The University of North Carolina has rejected a $5.3 million proposal to build a new home for “Silent Sam,” the statue of a Confederate soldier that was toppled from its pedestal in August by protesters at the flagship campus in Chapel Hill.
The university system’s board of governors on Friday cited concerns about public safety and the use of state funds for the project. The governors voted instead to form a committee to work with Chancellor Carol Folt and the Chapel Hill board of trustees to come up with a new plan.
The board of trustees last week recommended a new “history and education center” to house the statue and other exhibits from the university’s history. The center would have cost $5.3 million to build and $800,000 per year to run.
That plan prompted protests last week. Students, faculty and civil rights groups say Silent Sam, which stood on the Chapel Hill campus for more than a century, glorifies racism, slavery and white supremacy.
The governors directed the board of trustees to review other relocation options and submit a new recommendation by March 15.
Folt told reporters Friday afternoon that the university will explore all options for moving the statue off campus.
Moving the statue off campus is the safest and most preferred option, she said, but state law currently prohibits moving such memorials out of their jurisdictions.
Folt said officials will discuss using private funds to reinstall the monument elsewhere.
“Clearly it won’t be easy,” she said. “But we will continue to work as hard as we can to find the best solution so that our community and our state can thrive.”
The statue was erected by the North Carolina Division of the United Daughters of the Confederacy in 1913, a time when Confederate memorials proliferated throughout the South. It was dedicated to “the sons of the university who entered the war of 1861-65 in answer to the call of their country.”

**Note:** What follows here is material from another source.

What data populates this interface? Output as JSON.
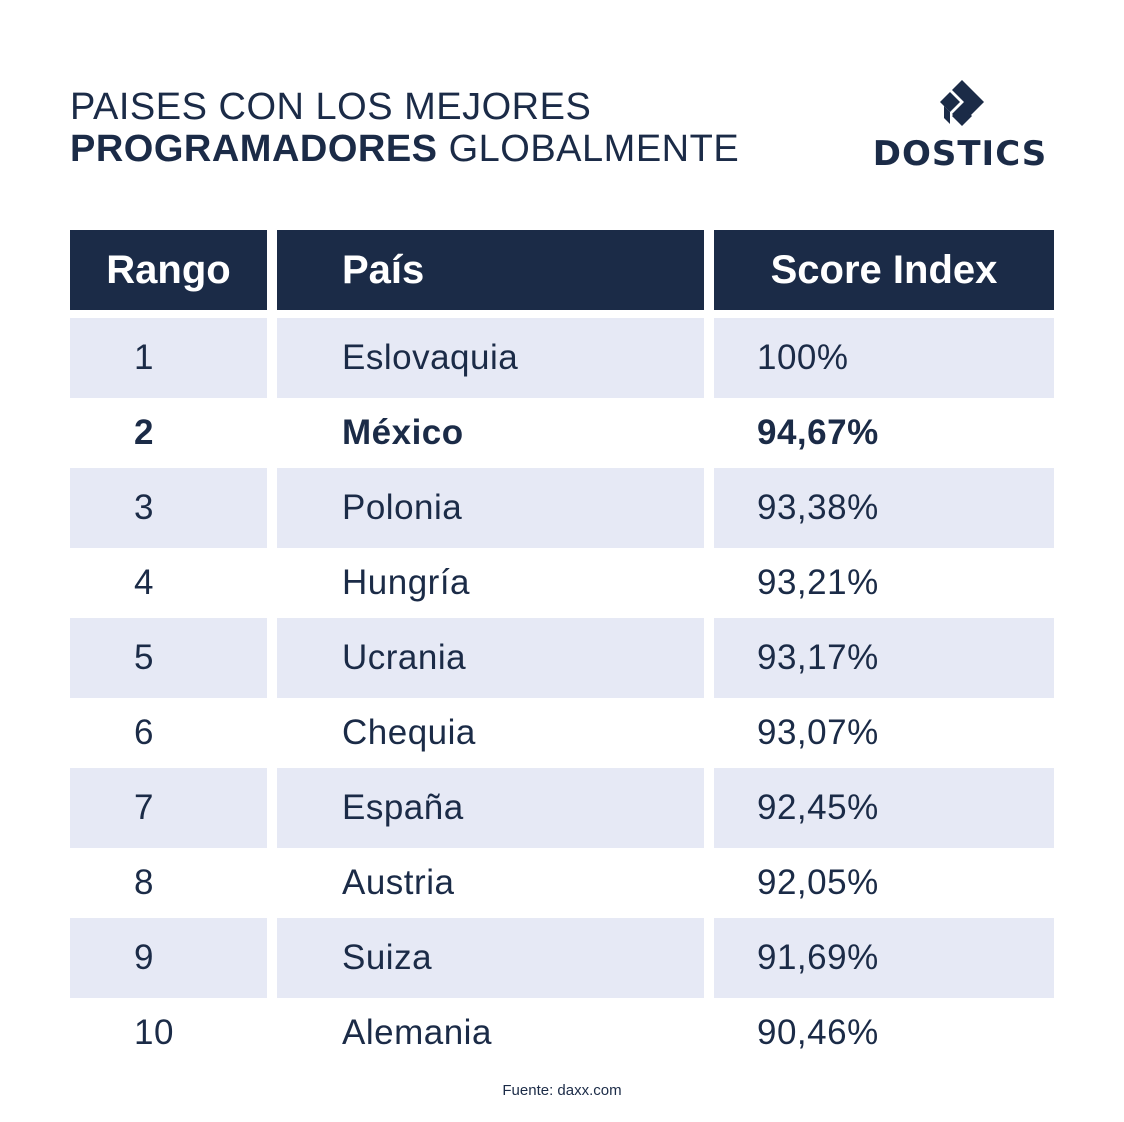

In recent decades, it has been the scene of protests and the target of violence.
Opposition to Confederate memorials, symbols and flags was reignited in 2015 by the murders of nine black church members in Charleston, South Carolina, by a white supremacist who had posed on social media with a Confederate battle flag.
Communities from New Orleans to New York have grappled since then with what to do with their memorials to the Confederacy. The deadly 2017 white supremacist rally in Charlottesville, Virginia – home of that state’s flagship university campus – was ostensibly sparked by a proposal to remove a statue of Robert E. Lee from a public park.